(UNDATED) - This summer's lingering drought isn't expected to hurt all crops growing in Indiana cornfields, and the state police want your help in spotting leafy, green growth interspersed with browning, shriveling corn stalks.
Sgt. Noel Houze of the Versailles Post is asking Hoosiers who know of people growing marijuana to report their activities.
"Despite the drought, the marijuana growers are going to take care of their plants and water them," Houze said.
Marijuana growers over the years have shown ingenuity for watering marijuana plants hidden in cornfields and wooded areas, police say, hauling in water and rigging other means to nurture their crops.
"They (marijuana plants) may stick out even more this summer with the drought," Houze said.
The plants may appear greener and larger in a field of corn stunted by the drought, he added.
Houze said police focus their attention on marijuana eradication this time of year as the plants start to mature, and ahead of harvest. Their attack is two-pronged.
"We have guys that will stumble on it in other investigations, and we do have the marijuana eradication team," Houze said. "A couple of years ago, the team found 40,000 plants growing in Switzerland County. That was a record."
Sgt.
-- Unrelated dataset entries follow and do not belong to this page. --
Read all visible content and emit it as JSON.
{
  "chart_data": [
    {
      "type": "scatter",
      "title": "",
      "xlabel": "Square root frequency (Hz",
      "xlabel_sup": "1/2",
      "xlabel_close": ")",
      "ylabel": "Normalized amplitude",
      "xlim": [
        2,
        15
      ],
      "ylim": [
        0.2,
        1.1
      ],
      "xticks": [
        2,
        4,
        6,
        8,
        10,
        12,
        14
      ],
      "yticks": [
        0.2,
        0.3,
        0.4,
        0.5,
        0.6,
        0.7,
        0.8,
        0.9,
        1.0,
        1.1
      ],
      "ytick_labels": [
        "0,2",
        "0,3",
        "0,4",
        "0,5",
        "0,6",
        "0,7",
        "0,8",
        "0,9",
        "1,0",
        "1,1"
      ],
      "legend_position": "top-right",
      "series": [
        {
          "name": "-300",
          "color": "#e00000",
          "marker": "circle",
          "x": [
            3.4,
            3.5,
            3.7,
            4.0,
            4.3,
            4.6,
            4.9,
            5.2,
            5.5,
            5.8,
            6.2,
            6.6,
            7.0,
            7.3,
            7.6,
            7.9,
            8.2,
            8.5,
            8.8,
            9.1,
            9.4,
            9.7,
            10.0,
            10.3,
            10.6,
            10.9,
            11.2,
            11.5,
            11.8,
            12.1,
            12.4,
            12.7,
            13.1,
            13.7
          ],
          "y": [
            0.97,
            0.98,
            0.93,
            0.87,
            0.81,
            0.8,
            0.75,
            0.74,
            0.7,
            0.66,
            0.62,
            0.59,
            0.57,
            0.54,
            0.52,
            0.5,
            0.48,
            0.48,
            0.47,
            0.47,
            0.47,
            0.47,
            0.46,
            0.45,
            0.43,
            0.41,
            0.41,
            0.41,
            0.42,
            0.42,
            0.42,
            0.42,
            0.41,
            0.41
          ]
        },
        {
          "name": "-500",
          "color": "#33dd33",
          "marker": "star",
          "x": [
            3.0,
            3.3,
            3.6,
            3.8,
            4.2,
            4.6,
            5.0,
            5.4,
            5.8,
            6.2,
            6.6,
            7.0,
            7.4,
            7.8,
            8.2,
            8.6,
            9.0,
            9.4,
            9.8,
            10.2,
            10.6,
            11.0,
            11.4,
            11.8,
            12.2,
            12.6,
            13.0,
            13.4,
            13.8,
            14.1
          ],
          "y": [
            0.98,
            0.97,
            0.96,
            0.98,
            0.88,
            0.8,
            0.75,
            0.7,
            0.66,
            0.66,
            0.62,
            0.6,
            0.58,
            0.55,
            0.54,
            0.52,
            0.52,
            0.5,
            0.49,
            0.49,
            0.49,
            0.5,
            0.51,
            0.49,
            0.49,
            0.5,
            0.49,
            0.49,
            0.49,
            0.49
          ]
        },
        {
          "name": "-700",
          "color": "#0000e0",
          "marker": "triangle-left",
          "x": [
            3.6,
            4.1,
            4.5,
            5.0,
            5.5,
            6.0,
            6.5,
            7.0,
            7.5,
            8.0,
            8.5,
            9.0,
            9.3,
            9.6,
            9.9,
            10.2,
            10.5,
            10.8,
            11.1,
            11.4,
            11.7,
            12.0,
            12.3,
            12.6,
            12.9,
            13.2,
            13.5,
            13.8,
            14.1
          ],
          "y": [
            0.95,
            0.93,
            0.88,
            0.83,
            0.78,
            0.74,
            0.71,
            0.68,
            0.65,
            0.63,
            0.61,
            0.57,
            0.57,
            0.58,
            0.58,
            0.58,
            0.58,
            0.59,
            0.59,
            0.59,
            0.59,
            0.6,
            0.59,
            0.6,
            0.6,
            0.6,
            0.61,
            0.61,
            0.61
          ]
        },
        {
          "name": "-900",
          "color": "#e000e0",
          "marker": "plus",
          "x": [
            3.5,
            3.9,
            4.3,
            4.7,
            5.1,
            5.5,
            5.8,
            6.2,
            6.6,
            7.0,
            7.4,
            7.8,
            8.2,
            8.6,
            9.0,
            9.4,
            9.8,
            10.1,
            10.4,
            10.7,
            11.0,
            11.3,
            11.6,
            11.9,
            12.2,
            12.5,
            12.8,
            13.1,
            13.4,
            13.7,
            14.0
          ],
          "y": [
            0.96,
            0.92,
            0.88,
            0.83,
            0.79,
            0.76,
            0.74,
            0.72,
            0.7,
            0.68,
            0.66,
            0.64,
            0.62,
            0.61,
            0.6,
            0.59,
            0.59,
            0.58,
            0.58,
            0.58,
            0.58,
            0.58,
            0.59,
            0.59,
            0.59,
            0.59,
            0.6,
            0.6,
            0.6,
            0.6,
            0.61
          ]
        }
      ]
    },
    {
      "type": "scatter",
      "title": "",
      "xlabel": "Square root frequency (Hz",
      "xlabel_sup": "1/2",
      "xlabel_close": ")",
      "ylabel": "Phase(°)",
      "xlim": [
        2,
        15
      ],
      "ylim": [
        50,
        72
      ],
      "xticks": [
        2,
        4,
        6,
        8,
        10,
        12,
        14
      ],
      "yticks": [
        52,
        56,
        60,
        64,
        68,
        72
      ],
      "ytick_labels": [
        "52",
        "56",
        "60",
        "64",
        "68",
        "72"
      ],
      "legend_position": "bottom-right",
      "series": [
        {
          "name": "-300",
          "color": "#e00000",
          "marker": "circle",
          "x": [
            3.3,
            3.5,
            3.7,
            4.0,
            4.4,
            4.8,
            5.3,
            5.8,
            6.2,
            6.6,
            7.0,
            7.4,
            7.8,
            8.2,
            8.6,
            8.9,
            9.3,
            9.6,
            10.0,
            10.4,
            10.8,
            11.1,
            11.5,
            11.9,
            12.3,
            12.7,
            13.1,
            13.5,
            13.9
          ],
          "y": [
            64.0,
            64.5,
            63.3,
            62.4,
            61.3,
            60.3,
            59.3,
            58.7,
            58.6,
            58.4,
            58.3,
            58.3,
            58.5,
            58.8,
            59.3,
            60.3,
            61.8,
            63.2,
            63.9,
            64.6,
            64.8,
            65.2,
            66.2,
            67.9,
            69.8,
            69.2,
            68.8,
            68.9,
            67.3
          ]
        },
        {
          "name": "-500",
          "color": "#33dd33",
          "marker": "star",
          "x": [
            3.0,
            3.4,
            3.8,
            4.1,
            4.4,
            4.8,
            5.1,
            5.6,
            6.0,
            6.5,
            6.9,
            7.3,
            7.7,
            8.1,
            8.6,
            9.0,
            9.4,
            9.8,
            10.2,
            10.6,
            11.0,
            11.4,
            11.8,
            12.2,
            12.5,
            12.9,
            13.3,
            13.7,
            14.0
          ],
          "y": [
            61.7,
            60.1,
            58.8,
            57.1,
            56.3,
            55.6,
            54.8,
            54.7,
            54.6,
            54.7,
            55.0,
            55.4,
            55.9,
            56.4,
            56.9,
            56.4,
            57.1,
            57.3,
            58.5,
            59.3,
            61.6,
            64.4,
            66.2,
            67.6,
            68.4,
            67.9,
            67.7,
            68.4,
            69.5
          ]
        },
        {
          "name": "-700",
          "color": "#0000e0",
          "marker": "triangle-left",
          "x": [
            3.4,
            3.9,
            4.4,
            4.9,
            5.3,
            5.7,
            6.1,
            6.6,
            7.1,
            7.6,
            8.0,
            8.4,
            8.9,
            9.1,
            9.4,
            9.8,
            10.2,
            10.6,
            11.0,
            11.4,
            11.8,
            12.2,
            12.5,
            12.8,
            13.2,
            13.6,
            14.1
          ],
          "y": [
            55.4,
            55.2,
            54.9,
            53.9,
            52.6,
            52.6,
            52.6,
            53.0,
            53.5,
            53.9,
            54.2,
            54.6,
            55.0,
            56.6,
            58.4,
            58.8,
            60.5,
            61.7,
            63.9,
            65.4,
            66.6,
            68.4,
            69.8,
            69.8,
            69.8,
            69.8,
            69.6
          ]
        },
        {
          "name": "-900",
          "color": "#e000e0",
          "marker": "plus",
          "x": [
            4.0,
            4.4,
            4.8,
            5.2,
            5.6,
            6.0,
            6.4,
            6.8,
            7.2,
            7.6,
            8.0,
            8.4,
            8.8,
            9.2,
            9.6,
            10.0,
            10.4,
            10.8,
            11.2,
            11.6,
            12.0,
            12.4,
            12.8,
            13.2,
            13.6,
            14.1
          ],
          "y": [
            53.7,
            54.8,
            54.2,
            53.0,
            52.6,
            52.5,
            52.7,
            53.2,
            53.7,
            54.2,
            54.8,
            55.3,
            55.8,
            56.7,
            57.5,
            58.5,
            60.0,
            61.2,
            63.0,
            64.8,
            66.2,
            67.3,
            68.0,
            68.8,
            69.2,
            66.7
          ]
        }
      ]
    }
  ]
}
Jerry Goodin of the Sellersburg Post said the department's marijuana eradication team will search by ground and air in the next several months for indoor marijuana growing operations and marijuana growing wild as well as what's being cultivated outside.
Troopers will fan out across the Sellersburg and Versailles districts, which includes Jackson, Jennings and Bartholomew counties.
Officers destroyed more than 100 plants Tuesday in Scott, Harrison and Clark counties, Goodin said.
Over the past several years, troopers at the Sellersburg post have found thousands of cultivated marijuana plants, made hundreds of arrests and seized assets worth mil¬lions of dollars from offenders, Goodin said.
Each district has a marijuana eradication coordinator. Senior Trooper Noel Kinney represents the Versailles District on that team.
Houze and Goodin said people can improve their com¬munities by turning in drug dealers and those growing marijuana. Tips can remain anonymous.
"We need the public's eyes and ears out there to help us locate not just marijuana and meth, but any other criminal activity," Houze said. "Any kind of drug operation, stolen property or anything else, they can report to us."